Summary
- A previously unknown Michelangelo sketch has sold for $27.2 million USD at Christie’s New York, setting a new auction record for the artist
- The drawing, a study of a foot for the Libyan Sibyl on the Sistine Chapel ceiling, was estimated to sell for just $1.5–$2 million
- The work was discovered after the owner submitted a photo to Christie’s online valuation portal, unaware of its true origin, becoming the only known study for the Sistine Chapel to remain in private hands
In a stunning upset for the art world, a palm-sized sketch of a foot by Renaissance master Michelangelo has obliterated auction expectations. The drawing, titled Study of a right foot, sold for a staggering $27.2 million USD at Christie’s New York earlier this month on February 5. Originally estimated to fetch between $1.5 million USD and $2 million USD, the piece sparked a fierce 45-minute bidding war, eventually selling for nearly 20 times its low estimate and setting a new world record for a Michelangelo drawing at auction.

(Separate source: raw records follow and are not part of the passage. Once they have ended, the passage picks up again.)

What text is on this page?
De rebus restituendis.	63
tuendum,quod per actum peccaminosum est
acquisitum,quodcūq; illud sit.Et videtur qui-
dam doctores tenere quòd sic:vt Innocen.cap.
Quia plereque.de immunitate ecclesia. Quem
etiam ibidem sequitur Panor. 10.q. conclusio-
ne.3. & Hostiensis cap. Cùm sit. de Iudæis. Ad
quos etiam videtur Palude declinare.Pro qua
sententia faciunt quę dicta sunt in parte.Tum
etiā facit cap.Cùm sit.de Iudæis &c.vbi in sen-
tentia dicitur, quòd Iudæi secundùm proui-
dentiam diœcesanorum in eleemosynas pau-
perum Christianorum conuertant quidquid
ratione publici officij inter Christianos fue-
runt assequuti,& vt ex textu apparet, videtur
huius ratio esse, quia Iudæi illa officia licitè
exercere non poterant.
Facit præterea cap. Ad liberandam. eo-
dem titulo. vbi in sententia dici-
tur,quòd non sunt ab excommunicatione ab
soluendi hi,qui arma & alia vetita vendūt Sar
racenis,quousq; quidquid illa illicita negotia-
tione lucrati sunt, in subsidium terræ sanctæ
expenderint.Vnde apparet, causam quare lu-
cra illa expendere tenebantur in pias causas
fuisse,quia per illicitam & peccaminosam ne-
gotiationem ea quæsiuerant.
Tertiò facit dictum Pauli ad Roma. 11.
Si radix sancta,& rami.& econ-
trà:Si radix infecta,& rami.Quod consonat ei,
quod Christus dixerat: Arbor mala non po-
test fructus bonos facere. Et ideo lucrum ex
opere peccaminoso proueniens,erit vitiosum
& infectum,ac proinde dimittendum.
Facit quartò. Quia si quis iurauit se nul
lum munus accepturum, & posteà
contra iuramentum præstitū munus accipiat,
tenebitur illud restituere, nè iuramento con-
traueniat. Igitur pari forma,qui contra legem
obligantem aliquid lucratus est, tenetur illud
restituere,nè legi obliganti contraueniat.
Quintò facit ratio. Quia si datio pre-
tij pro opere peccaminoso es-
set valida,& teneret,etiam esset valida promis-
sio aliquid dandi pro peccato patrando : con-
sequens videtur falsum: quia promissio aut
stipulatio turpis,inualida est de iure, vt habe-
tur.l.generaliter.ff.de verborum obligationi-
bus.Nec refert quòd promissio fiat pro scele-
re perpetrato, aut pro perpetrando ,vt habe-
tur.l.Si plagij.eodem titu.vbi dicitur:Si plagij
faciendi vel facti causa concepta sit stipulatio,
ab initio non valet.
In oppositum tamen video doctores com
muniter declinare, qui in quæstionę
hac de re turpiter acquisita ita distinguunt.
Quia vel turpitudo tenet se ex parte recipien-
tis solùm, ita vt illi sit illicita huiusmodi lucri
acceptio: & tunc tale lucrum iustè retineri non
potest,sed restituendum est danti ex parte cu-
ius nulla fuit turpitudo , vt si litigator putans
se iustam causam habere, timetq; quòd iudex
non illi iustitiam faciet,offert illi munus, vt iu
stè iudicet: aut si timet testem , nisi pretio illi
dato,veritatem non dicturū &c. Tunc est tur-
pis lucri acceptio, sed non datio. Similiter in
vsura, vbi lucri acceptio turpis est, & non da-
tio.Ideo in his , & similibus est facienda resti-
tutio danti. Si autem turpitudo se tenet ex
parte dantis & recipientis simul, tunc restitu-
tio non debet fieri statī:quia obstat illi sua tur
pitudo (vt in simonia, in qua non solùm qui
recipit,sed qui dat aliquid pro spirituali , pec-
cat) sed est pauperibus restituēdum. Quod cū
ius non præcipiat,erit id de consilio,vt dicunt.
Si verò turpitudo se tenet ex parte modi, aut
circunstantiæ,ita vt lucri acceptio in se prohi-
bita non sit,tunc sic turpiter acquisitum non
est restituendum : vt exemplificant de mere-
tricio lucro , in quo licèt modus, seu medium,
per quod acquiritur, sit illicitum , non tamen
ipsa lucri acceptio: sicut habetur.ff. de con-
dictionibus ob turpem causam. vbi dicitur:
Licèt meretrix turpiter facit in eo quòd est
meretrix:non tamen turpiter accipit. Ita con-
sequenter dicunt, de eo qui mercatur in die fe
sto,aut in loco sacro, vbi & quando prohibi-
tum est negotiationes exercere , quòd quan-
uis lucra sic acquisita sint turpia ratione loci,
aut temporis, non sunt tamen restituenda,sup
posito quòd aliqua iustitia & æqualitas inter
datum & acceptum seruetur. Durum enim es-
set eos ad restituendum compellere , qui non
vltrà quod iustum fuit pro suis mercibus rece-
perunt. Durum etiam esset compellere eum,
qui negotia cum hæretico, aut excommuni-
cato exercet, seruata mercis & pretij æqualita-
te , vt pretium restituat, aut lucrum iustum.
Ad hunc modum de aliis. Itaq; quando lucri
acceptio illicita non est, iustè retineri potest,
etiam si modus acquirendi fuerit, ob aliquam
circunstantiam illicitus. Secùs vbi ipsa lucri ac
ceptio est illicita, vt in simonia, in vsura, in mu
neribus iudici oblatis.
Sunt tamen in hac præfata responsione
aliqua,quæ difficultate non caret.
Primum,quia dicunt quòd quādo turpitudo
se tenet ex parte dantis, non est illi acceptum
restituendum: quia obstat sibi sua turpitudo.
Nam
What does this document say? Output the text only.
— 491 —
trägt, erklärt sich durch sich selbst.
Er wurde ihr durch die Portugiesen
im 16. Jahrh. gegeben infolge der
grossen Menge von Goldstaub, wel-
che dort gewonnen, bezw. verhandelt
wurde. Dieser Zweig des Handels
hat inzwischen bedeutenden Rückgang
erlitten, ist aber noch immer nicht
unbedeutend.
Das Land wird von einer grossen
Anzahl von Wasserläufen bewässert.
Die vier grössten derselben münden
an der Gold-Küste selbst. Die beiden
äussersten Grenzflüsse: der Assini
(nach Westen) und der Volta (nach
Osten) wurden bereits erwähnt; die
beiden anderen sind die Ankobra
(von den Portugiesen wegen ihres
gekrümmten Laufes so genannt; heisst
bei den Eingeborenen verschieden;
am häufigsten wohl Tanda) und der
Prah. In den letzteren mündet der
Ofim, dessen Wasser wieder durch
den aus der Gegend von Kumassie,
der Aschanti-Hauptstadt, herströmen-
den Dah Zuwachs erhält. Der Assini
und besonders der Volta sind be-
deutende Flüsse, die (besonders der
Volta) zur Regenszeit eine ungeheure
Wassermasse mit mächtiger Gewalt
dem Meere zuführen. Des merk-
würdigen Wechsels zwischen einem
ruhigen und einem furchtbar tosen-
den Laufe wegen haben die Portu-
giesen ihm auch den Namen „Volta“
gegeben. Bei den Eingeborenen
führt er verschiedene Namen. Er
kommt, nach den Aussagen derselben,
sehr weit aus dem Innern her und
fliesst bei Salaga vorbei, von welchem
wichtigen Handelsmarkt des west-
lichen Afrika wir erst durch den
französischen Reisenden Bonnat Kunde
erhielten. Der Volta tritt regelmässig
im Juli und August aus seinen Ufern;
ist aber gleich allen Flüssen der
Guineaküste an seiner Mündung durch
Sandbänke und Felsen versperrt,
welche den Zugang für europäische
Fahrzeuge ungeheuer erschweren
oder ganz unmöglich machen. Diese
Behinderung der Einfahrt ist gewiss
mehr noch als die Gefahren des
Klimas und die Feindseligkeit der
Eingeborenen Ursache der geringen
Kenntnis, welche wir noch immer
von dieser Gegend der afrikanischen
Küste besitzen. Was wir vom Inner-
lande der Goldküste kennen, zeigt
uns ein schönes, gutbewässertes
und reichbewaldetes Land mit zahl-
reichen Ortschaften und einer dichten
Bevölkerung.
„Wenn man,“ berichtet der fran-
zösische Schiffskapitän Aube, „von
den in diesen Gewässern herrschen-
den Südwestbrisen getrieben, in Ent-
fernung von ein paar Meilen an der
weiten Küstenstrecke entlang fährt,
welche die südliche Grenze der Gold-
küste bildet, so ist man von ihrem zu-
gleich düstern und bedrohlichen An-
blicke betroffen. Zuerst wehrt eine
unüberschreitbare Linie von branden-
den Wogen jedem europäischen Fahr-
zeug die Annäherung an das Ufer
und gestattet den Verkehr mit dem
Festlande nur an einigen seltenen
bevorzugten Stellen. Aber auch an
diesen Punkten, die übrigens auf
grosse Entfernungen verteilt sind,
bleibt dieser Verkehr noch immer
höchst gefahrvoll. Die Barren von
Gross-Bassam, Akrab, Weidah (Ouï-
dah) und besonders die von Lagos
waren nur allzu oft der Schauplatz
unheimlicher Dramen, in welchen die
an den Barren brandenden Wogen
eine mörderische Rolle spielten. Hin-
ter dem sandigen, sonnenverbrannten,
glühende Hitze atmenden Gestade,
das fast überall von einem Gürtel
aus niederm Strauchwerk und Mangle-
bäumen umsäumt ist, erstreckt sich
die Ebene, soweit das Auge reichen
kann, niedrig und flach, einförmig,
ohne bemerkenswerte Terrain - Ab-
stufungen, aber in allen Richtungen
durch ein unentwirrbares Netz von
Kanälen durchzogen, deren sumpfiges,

The story of the sketch is as remarkable as the price. The work surfaced only recently when an unsuspecting owner from the U.S. West Coast uploaded a photo of the drawing to Christie’s online valuation portal. The piece had been in his family for centuries, inherited from a grandmother who owned it as a “curiosity.” Research by Christie’s specialists revealed the drawing’s provenance could be traced back to the late 1700s, where it was part of the collection of Swiss diplomat Armand Louis de Mestral de Saint-Saphorin.
The work itself is a rare red chalk study for the Libyan Sibyl, one of the monumental figures adorning the Sistine Chapel ceiling in the Vatican. Experts identified the sketch as a preparatory drawing created around 1511–1512. It depicts the figure’s right foot with the heel raised and toes pressed down—a specific anatomical detail necessary for the Sibyl’s twisting, weight-bearing pose.
The $27.2 million USD sale price surpasses the previous auction record for a Michelangelo work—a nude study sold in Paris in 2022 for $24.3 million. “In the 23-plus years I have been in the industry, I have been privileged to see many wonderful Old Masters moments, but today topped them all,” said Andrew Fletcher, Christie’s Global Head of Old Masters. With most of Michelangelo’s 600 surviving sketches held in museums, this sale represented perhaps the last opportunity for a private collector to own a direct link to the Sistine Chapel.
The buyer remains anonymous, but the sale underscores the market’s insatiable appetite for museum-quality masterpieces. The sketch, once a forgotten family heirloom, now stands as one of the most valuable works on paper in history.